If the rising cost and environmental pressures experienced by the oil and gas exploration sector this year have shown us anything, it is this: it is time to make the impossible affordable.
For too long, innovation and investment into acquisition technology has been behind the curve. As an industry, we continue to use legacy technology that has been in use since the 1960s. There are very few other industries that can say the same. Other sectors, such as construction, are turning to tech to enhance their commerciality – so should energy.
We all know the exploration industry to be the biggest casualty of oil price slashes traditionally, and the data shows this to be just as true following the crash we experienced in the second quarter of this year.
Indeed, research by Westwood reported a staggering 70% decline in exploration activities in the UK North Sea in September 2020, compared to the first quarter.
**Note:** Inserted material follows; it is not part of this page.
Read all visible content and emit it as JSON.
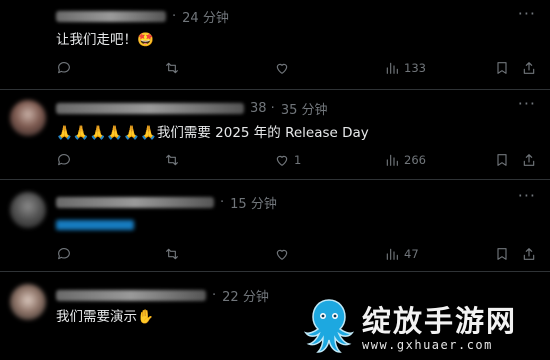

ExxonMobil has announced plans to cut its total 2020 exploration capital spend by 30%, equating to US$10 billion.
This will not only hurt the businesses and people working in the sector, but it puts the long-term future of the industry at risk. It is therefore critical that we replace old methods of exploration with dynamic new technologies that are cheaper, faster, safer and less carbon intensive.
Airguns and cables
In 2020, marine seismic data acquisition remains heavily dependent on airgun and streamer cables. Streamer cables are laid from the aft of the vessel and towed on the previously designated track line by a vessel traveling at 2 to 5 knots.
The airguns that are being towed along with cables are filled with high pressure air and have a mechanism to release them as air bullets.
These air bullets hit the seabed, causing a seismic reaction, which is picked up by pressure sensitive hydro phones inside the streamer cables.
In our opinion, this out-dated method can produce poor data sets. Rough weather, heavy rain and other vessels passing close by to the survey vessels can lead to huge variations in the quality of data. No company wants to invest millions of dollars on drilling an empty well, even in a bull market. Yet with the current quality of data, it can at times be tough to locate precisely the position of wells with hydrocarbons.
For efficient survey operation, all seismic equipment and tools are checked thoroughly before deployment. Yet just a minor issue on a seismic cable requires pulling the whole length of the tow inside the ship, fixing the problem, and deploying it back into the ocean.
As you can imagine, this is a time-consuming process that will stop the production of data for quite some time with a clear impact on cost. Furthermore, traffic density and fishing activity can also cancel the whole track line.
Current technology is expensive, risky, energy and carbon intensive, while can also produce low-quality data. Remarkably, this technology has not been transformed for over 60 years. The positive news is that innovation is underway.
Long endurance self-repositioning autonomous underwater nodes are being developed to conduct offshore seismic surveys for oil and gas exploration. The vehicle will be launched off the side of the boat, then navigate itself down to the seabed, where it will sit, before moving autonomously to the next position.
The vessels can stay underwater for almost three months moving from different locations under water. You can have thousands of these deployed at a time. As a result, they provide a detailed and precise image of what lies beyond the seabed.
This pioneering technology is anticipated to reduce exploration costs by more than 50%, an astonishing result. The use of autonomous OBSrV, together with automated launch and recovery systems, significantly reduces vessel-based personnel requirements and the length of the survey duration and therefore, costs.
The technology, which is powered by rechargeable batteries, will also make oil and gas exploration & reservoir optimisation less carbon intensive.
In sum, the cost and environmental pressures facing the oil and gas industry, together with the significant expense, time, health and safety risks associated with existing marine seismic survey technologies, mean that the need for innovative new solutions has never been stronger.
As investment into green infrastructure continues to increase, the oil and gas exploration sector needs to innovate if it wants to cut costs and survive.